Ende Oktober 2018 veröffentlichte der World Wildlife Fund (WWF) den aktuellen „Living Planet Report„. Mit dieser umfangreichen Studie will die international agierende Naturschutzorganisation „eine Kennzahl für den Gesundheitszustand unseres Planeten“ geben, und erstmals ist darin auch Österreich berücksichtigt. Die Ergebnisse sind erschreckend.

Der Kern des „Living Planet Report“ (Übersicht auf  www.wwf.de/living-planet-report, deutsche Zusammenfassung auf www.wwf.de), der seit 1998 alle zwei Jahre erstellt wird, ist ein Index, für den weltweit die Bestandszahlen von 4.005 Tierarten aus allen Wirbeltierklassen (Säugetiere, Vögel, Fische, Amphibien und Reptilien) in 16.704 Populationen erfasst werden. Es ist wie eine repräsentative Umfrage unter den Wirbeltieren dieser Welt, die lautet: „Wie viele von euch gibt es eigentlich?

Die Antwort ist niederschmetternd: Seit 1970 sind die Bestandszahlen der Wirbeltiere weltweit um rund 60 % zurückgegangen.

Dieser Verlust lässt sich ganz direkt auf den menschlichen Einfluss zurückführen: explodierender Konsum natürlicher Ressourcen wie Energie, Land und Wasser, aber auch der direkte „Verbrauch“ von Wildtieren, vor allem durch Überfischung. Die Bevölkerungszahl ist in den vergangenen Jahrzehnten weltweit enorm angestiegen, hinzu kommt ein deutliches Wirtschaftswachstum. Damit einhergehend sind auch der Verbrauch von fossiler Energie sowie Süßwasser extrem gewachsen.
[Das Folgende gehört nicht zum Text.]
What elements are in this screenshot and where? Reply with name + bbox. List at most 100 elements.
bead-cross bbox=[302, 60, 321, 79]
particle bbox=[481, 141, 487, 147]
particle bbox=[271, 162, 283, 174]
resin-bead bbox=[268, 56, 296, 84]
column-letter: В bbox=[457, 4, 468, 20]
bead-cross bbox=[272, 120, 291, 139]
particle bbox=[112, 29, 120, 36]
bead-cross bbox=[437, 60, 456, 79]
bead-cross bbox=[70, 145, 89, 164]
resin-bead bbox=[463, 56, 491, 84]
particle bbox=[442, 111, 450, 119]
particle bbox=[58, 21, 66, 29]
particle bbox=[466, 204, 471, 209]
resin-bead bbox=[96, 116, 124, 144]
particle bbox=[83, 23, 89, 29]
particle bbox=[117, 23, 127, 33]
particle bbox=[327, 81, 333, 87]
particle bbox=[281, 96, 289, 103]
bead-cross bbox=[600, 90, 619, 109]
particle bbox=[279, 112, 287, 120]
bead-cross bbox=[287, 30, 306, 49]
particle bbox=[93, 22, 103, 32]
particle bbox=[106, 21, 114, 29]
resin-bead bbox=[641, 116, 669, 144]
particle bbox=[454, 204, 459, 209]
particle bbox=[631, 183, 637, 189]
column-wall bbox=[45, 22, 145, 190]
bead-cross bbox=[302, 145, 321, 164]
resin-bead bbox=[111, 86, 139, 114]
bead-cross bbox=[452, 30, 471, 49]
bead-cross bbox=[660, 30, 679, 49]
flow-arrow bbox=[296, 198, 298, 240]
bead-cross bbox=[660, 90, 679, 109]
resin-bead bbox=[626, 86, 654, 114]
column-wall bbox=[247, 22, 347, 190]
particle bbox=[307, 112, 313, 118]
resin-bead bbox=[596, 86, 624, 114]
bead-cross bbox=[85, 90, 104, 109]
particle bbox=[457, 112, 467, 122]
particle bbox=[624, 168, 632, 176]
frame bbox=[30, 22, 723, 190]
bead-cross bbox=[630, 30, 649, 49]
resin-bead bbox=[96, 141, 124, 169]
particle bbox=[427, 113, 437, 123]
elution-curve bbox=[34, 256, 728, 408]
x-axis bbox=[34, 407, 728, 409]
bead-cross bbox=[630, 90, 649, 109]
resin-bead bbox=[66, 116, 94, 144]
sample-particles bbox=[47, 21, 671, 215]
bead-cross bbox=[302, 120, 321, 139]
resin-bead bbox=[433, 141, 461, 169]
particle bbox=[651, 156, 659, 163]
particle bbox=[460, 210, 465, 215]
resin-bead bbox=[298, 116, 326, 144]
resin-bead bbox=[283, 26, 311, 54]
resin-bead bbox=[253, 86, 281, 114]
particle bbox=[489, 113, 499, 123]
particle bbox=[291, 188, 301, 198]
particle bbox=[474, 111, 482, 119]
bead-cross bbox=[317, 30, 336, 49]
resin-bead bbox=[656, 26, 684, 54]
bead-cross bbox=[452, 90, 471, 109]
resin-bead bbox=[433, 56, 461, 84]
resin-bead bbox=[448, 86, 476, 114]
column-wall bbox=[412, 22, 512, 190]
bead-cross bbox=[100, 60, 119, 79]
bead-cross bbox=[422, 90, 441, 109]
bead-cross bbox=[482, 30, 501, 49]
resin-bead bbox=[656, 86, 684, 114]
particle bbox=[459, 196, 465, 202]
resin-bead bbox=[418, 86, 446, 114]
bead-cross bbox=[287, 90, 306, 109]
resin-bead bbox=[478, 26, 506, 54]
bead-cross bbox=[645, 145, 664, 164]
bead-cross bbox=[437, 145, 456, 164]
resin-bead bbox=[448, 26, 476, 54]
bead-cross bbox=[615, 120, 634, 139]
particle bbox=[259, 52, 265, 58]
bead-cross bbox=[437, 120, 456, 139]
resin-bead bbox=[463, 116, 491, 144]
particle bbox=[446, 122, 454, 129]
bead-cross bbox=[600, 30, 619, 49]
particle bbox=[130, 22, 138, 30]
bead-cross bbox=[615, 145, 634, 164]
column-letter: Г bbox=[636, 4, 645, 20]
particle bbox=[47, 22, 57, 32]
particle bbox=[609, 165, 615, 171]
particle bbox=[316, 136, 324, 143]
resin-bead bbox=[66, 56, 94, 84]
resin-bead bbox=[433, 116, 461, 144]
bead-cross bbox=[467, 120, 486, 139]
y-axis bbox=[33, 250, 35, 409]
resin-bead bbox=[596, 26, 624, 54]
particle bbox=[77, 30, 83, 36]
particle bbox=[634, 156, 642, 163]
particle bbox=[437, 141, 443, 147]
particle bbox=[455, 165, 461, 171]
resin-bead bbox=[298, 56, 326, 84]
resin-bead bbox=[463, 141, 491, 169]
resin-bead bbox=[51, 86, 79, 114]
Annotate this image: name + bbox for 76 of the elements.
Ob Bevölkerungszahl, der Kohlendioxidgehalt der Atmosphäre, der Verlust tropischer Wälder oder speziellere Kennzahlen wie der Stickstoffeintrag in Küstengewässer durch Düngemittel, die von Flüssen mitgetragen werden – alles steigt in eskalierendem Ausmaß an, wie schon ein Blick auf die Grafiken in der stark verkürzten Interpretation des Berichts zeigt (www.wwf.at/de/menu980). Der LPR nennt dies „die große Beschleunigung„:

Der ökologische Fußabdruck der Menschheit wird permanent größer, in jeglicher Hinsicht. Das Wirtschaftswachstum, das uns eine nie dagewesene Lebensqualität bringt und Millionen von Menschen in Entwicklungs- und Schwellenländern aus absoluter Armut in relativen Wohlstand gebracht hat, zeigt hier seine dunkelste Schattenseite. Gegenläufig dazu ist der Verlust an Tieren – nicht nur an Tierarten, sondern vor allem auch an Individuen durch Ausdünnung der Bestände.
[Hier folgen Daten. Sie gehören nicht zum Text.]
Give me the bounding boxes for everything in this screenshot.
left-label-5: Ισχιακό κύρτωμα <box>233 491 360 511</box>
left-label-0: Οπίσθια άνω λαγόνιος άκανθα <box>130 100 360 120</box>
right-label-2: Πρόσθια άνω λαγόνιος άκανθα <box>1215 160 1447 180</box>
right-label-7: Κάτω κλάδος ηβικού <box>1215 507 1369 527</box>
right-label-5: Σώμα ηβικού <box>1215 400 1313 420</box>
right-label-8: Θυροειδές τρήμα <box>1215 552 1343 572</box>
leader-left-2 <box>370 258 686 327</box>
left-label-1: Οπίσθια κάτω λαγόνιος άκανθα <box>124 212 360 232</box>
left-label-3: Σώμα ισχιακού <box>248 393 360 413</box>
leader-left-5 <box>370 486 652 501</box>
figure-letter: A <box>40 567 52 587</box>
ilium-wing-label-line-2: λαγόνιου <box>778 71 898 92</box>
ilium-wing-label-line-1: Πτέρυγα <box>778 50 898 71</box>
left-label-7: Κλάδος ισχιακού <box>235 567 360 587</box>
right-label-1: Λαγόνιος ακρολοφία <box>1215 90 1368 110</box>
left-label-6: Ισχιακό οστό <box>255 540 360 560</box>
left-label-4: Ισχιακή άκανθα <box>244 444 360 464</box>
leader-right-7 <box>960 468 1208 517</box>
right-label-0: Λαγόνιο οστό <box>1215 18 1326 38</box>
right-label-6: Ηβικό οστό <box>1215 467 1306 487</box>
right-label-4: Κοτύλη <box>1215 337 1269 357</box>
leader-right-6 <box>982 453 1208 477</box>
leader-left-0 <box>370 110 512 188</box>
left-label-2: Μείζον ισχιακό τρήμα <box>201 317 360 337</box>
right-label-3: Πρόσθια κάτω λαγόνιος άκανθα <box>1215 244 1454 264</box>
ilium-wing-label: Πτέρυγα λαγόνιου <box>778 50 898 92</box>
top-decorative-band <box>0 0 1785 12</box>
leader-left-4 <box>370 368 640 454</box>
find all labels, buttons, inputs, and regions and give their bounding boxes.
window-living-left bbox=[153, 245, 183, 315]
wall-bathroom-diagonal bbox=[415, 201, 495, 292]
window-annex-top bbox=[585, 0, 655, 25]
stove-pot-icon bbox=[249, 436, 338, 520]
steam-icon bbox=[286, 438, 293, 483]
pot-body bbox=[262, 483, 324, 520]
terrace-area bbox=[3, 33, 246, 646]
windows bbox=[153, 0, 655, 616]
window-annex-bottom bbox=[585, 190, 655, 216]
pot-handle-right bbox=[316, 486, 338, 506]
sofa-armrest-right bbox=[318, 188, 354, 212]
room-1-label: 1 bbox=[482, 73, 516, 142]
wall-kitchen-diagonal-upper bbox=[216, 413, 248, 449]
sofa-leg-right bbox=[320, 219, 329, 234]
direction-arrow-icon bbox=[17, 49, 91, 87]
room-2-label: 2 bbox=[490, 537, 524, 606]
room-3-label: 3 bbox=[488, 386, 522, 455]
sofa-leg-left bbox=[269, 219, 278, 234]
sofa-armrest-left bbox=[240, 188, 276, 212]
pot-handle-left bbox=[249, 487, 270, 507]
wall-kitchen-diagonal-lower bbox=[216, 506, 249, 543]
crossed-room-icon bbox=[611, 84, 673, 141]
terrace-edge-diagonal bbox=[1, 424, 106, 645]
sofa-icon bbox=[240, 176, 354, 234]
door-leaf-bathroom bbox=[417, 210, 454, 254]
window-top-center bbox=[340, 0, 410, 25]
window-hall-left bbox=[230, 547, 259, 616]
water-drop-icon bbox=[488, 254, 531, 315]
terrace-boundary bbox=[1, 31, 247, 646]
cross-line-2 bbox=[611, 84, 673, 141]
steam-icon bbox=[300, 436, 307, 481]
Die beiden Hauptursachen für das globale Tiersterben sind die großflächige Zerstörung von Lebensräumen (vor allem durch Abholzung von Wäldern und Intensivierung der Landwirtschaft) sowie die Übernutzung der Bestände (also vor allem Überfischung, aber auch Bejagung). Dies ist seit Jahrzehnten bekannt, insofern bringt der Report nichts Neues.

75 % der seit 1500 n.Chr. ausgestorbenen Arten von Pflanzen, Amphibien,  Reptilien, Vögeln und Säugetieren sind durch direkte Übernutzung und/oder  Lebensraumverlust  verschwunden,

so der WWF.

Zu diesen beiden Hauptursachen kommen weitere Faktoren, die nicht ganz so bedeutend sind. Die Umweltverschmutzung durch Abgase und Giftstoffe etwa spielt insgesamt keine so wesentliche Rolle, wie man vermuten sollte. Relativ neu ist das Problem des Plastikmülls in den Meeren. Ein in der Öffentlichkeit weitgehend unbekanntes Problem ist die Ausbreitung sogenannter invasiver Arten:

Tier- und Pflanzenarten werden durch den globalen Handel (vor allem auf dem Seeweg) weltweit in Gegenden verschleppt, in denen sie ursprünglich nicht heimisch waren. Manche dieser Arten finden dort so gute Bedingungen vor, dass sie sich rasch ausbreiten und auf diese Art die ursprünglich heimischen Arten verdrängen – sie werden „invasiv„. Als relativ neue Bedrohung wirkt sich auch der Klimawandel zunehmend negativ aus, weil sich viele Arten und Ökosysteme nicht an die rasche Temperatursteigerung anpassen können.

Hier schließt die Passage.